In a perfect world. The difficulty is almost equal to the exchange price. As the price goes up Miners will fill in to exchange price. As the price goes down miners leave. So what is happening in proof of work is that whatever the exchange price is equates to exactly how much it cost the miner in electricity to mint it. Of course there are opportunities where an investor will bump the price up and until miners fill in the hashrate some miners get the profit difference. But ultimately a miner is a step in emission and at the end of the day on a specific reward he should get no more coins with his money spent on electricity then if buying them from the exchange. This is why block rewards should decrease as well and never ever stay equal. The job of a miner on a perfect algo is to mine at the same cost and hold it until the block reward shrinks…. At that point the trust of the network means miners keep mining and since no one sells for more then they paid for in electricity the price will go up to difficulty as the miners will sell only at a profit or if its equal in electricity. Therefore if you are a miner and you “Hodl” then you sell at lower block reward to profit.

However with the algo being exploited then all gpu miners will leave and you will have the fpga absorption of any profit difference down to his profitability. And with the fact his profitability always dictates Gpus 3x in effiency they will never mine. So he ultimately will kill a coin. Because FPGAS drain the trust out of normal GPU miners of a projects ability to do what they say they will. The Normal GPU miners are not going to trust that a price of a coin will come up later to meet their price if FPGAS are constantly dumping it down and profiting. So any FPGAS allowed to remain on a network take the trust of the community out of a project directly because no one will trust to mine at a loss. Because the exchange price will be reduced to equal the difficulty of the most efficient miner the FPGA Basicly the emission will always be what the profitability of the fpga is. . I have calculated that amount down to 30 satoshis on average. Depending upon how many GPUS leave and go as trust is broken.

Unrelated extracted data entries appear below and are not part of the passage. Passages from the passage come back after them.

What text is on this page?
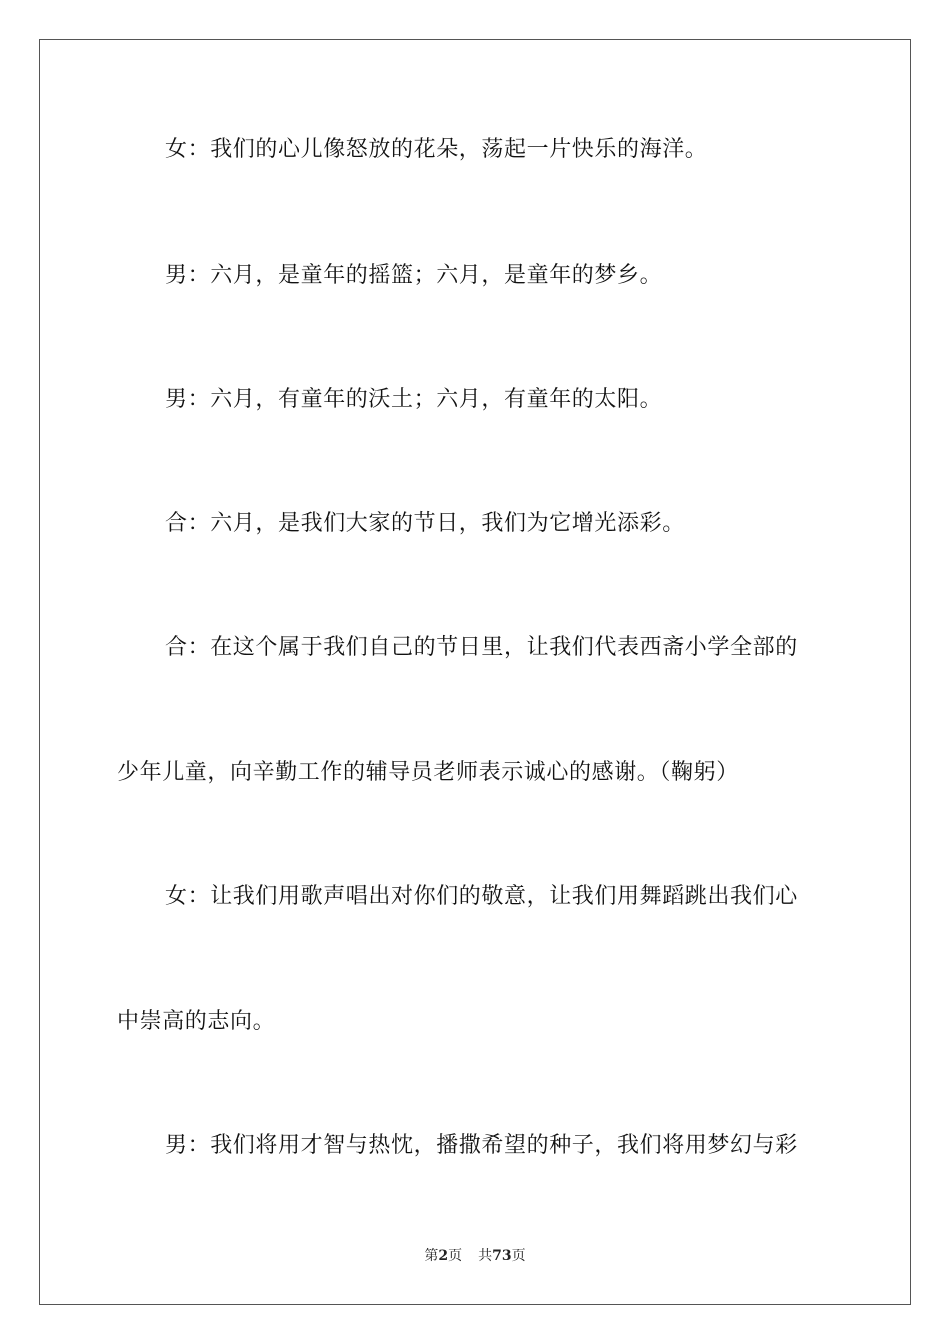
女：我们的心儿像怒放的花朵，荡起一片快乐的海洋。
男：六月，是童年的摇篮；六月，是童年的梦乡。
男：六月，有童年的沃土；六月，有童年的太阳。
合：六月，是我们大家的节日，我们为它增光添彩。
合：在这个属于我们自己的节日里，让我们代表西斋小学全部的
少年儿童，向辛勤工作的辅导员老师表示诚心的感谢。（鞠躬）
女：让我们用歌声唱出对你们的敬意，让我们用舞蹈跳出我们心
中崇高的志向。
男：我们将用才智与热忱，播撒希望的种子，我们将用梦幻与彩
第2页 共73页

With all of this said. If you put an FPGA resistant Algo on a network several key changes happen. There is not much of a mining efficiency discrepancy. Therefore what happens is that as the price pumps. The miners will rush into to fill that difficulty. And 1.91 cents in electricity nets them whatever coin amount equals 1.91 cents of that coin. There is no loss. There is no difference in them mining or buying. Afterall they are supporting the network by supporting the price! The amount of electricity they spend on the coin backs the coin and also if the coin price drops below it.. If a project is trustworthy and doesn’t lie and cheat and is open then what happens is that miners mine at a loss with trust. They will eat a percentage knowing that eventually the price will return and even if for a brief period of time they were spending 1.91 cents in electricity and got 1.24 cents in coin. Then they know that when the algo is fixed the coin will return to 1.91 cents worth or more and they would have profited for trusting the network for so long!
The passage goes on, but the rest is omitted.